Workstation does not reboot after imaging
-
@george1421 Regarding dnsmasq, you’ve talked me into it. My only question is on step 1 where you have us “remove pxe boot information from your router”. Under the Advanced tab, my SonicWALL has 3 fields (screenshot below). Which field should I remove?
Regarding the post install script, you kickstarted my memory. I built this setup a year ago, so I forgot. I thought the driver install portion was built-in to FOG, but I remember following one of your posts to get driver injection working (this one - https://forums.fogproject.org/topic/11126/using-fog-postinstall-scripts-for-windows-driver-injection-2017-ed). This has been working flawlessly for all of our 17 laptop desktop models using legacy boot and undionly.kpxe. The issue with it hanging at “Restarting system” only started today when I updated the Boot File line on my SonicWALL DHCP serverr from undionly.kpxe to ipxe.efi. I bet if I switch it back I will not have a problem with it hanging. With that said, I will dig into the post install script and see what I can find.
Regarding your lack of belief , before you said anything, I had no idea it was a known issue switching from legacy to UEFI after my imaging process. This is the process we came up with a year ago when we setup FOG. It always worked, so I never questioned it. I’m absolutely dumbfounded that we have never had an issue with it until now. I’m certainly not dismissing your recommendation, in fact, after setting up dnsmasq, I am going to switch my VMware VM to UEFI, recapture, and test.
-
@greichelt Not sure if this has been tried yet but there are a couple of different options for the kernel parameter
reboot=
that you can try: https://github.com/torvalds/linux/blob/master/Documentation/admin-guide/kernel-parameters.txt#L4194 -
@Sebastian-Roth This one is a bit over my head. Where do I go to find and edit this file?
-
@greichelt It’s not a file. You can add kernel parameters to every host object in the web UI individually. Edit the host’s settings and set
reboot=...
in Host Kernel Arguments. Try things likereboot=warm
orreboot=cold
orreboot=pci
or … -
@Sebastian-Roth Got it. What’s the formatting for adding more than one arg?
acpi=off,reboot=cold
acpi=off, reboot=cold
acpi=off;reboot=coldetc…
-
@greichelt said in Workstation does not reboot after imaging:
Regarding dnsmasq
First let me say its not technically necessary to remove the boot information because ProxyDHCP will override anything set in dhcp option 66 and 67, but for the sanity of someone coming after you it will drive them nuts if you have things set and can’t figure out why its working the way it is. To your question remove all three fields and save it.

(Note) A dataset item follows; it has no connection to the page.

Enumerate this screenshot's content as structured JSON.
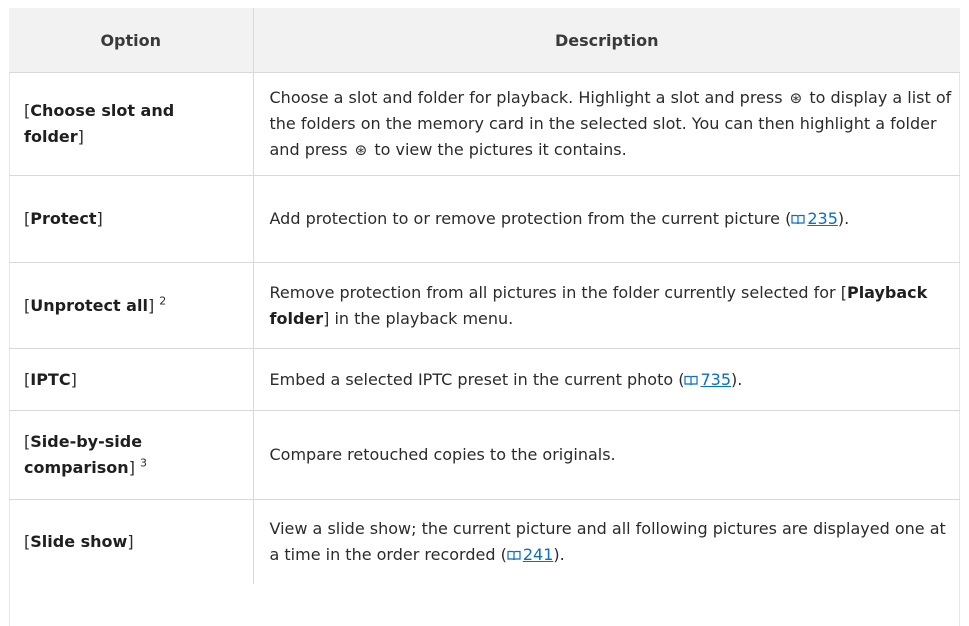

I bet if I switch it back I will not have a problem with it hanging. With that said, I will dig into the post install script and see what I can find.
One thing to point out is that uefi and bios system reboot differently in FOG. At least the exit to disk function does. For BIOS the default for fog should be SANBOOT, the default for uefi systems should be rEFInd. Make sure the global exit modes in FOG Configuration->FOG Settings are correct. Just expand all and search for exit or SANBOOT. Since this is your first run at uefi it may not be set correctly. But it would be good to see if you can narrow this down to a uefi issue or something else.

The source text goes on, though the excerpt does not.